OJK dan FSA Jepang kerjasama bidang pengawasan



JAKARTA. Otoritas Jasa Keuangan (OJK) melakukan perjanjian kerjasama di Bidang Pengawasan Lembaga Keuangan dengan Financial Services Agency of Japan (JFSA). Kerjasama itu ditandatangani pada Jumat (23/1) di Tokyo, Jepang. Naskah kerjasama ini merupakan kesepakatan tahap ketiga yang merupakan perluasan dari naskah kerjasama sebelumnya. Ketua Dewan Komisioner OJK, Muliaman D. Hadad mengungkapkan, kerjasama antara OJK dengan JFSA merupakan hubungan kerjasama yang cukup intensif. Muliaman merinci, kerjasama dengan JFSA ini dapat dikategorikan dalam dua kelompok. Pertama adalah Operational Cooperation yang ditandatangani pada 30 Oktober 2013 silam. Kedua adalah Supervisory Cooperation yang telah diteken pada 13 Juni 2014 lalu. Muliaman menjelaskan, cakupan naskah kerjasama Operational Cooperation ini meliputi peningkatan kemampuan pengawasan di bidang Industri Keuangan non-Bank dan Pasar Modal, serta kerja sama di bidang Perbankan.

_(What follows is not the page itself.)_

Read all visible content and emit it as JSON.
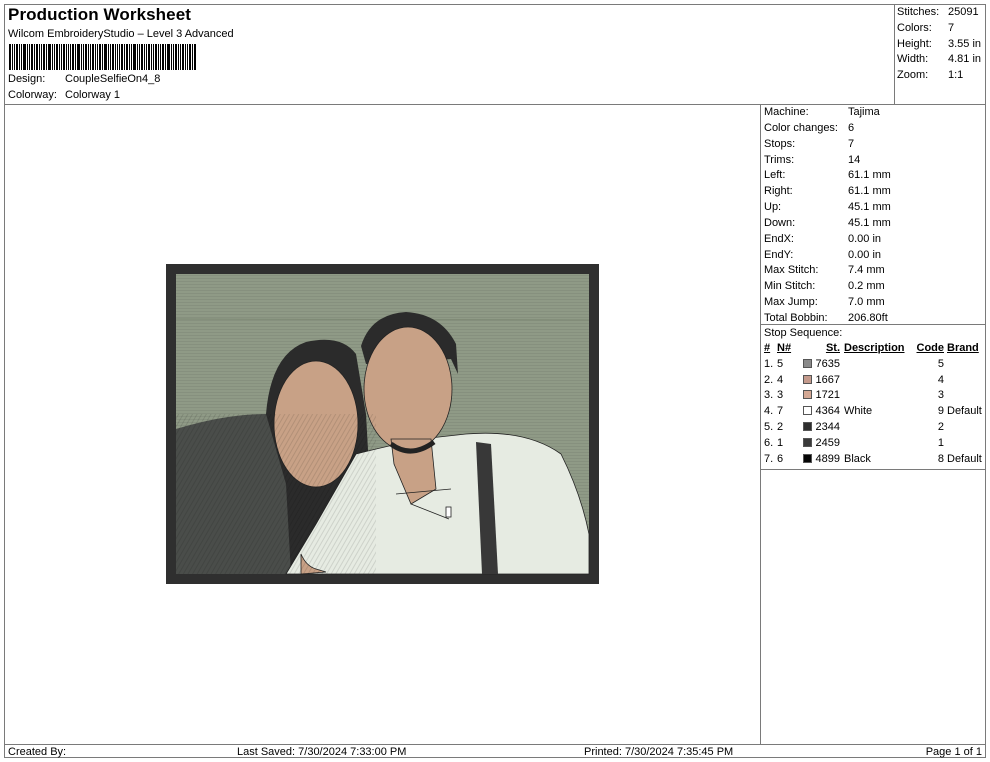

Sedangkan kerjasama Supervisory Cooperation mencakup kerjasama mekanisme pengawasan lintas batas bagi seluruh sektor lembaga keuangan. "Kerjasama yang dibuat antara OJK dan JFSA tetap menjunjung tinggi semangat timbal balik dan menguntungkan kedua belah pihak, sebagaimana diamanatkan oleh UU no. 21 tahun 2011 tentang Otoritas Jasa Keuangan," kata Muliaman dalam keterangan tertulis yang diterima KONTAN, Sabtu (24/1). Selain itu, sebagaimana naskah kerjasama lainnya, dokumen ini merupakan sebuah gentlemen agreement yang kedudukannya tetap berada di bawah kerangka hukum yang berlaku di kedua negara. Perjanjian kerjasama itu ditandai dengan penandatanganan naskah kerjasama oleh Ketua Dewan Komisioner OJK Muliaman D. Hadad dan Komisioner JFSA Kiyoshi Hosomizo. Sebagaimana diketahui bahwa keberadaan lembaga keuangan Jepang di Indonesia dan lembaga keuangan Indonesia di Jepang sudah cukup lama (Cross-border Establishment). Dalam kegiatan pengawasan lintas batas ini, pengawas bagi lembaga keuangan asing (Host Supervisor) sering kali membutuhkan informasi dari kantor pusat/induk usaha dari lembaga keuangan tersebut. Informasi dimaksud dapat diperoleh dari pengawas lembaga keuangan di tempat asal (Home Supervisor). Untuk kepentingan efektivitas pengawasan, diperlukan adanya mekanisme kerjasama yang menjamin bahwa arus pertukaran informasi tidak memiliki hambatan di kedua belah pihak. Kelancaran pertukaran informasi ini diperlukan agar tindakan pengawasan dapat berlangsung secara cepat dan efektif.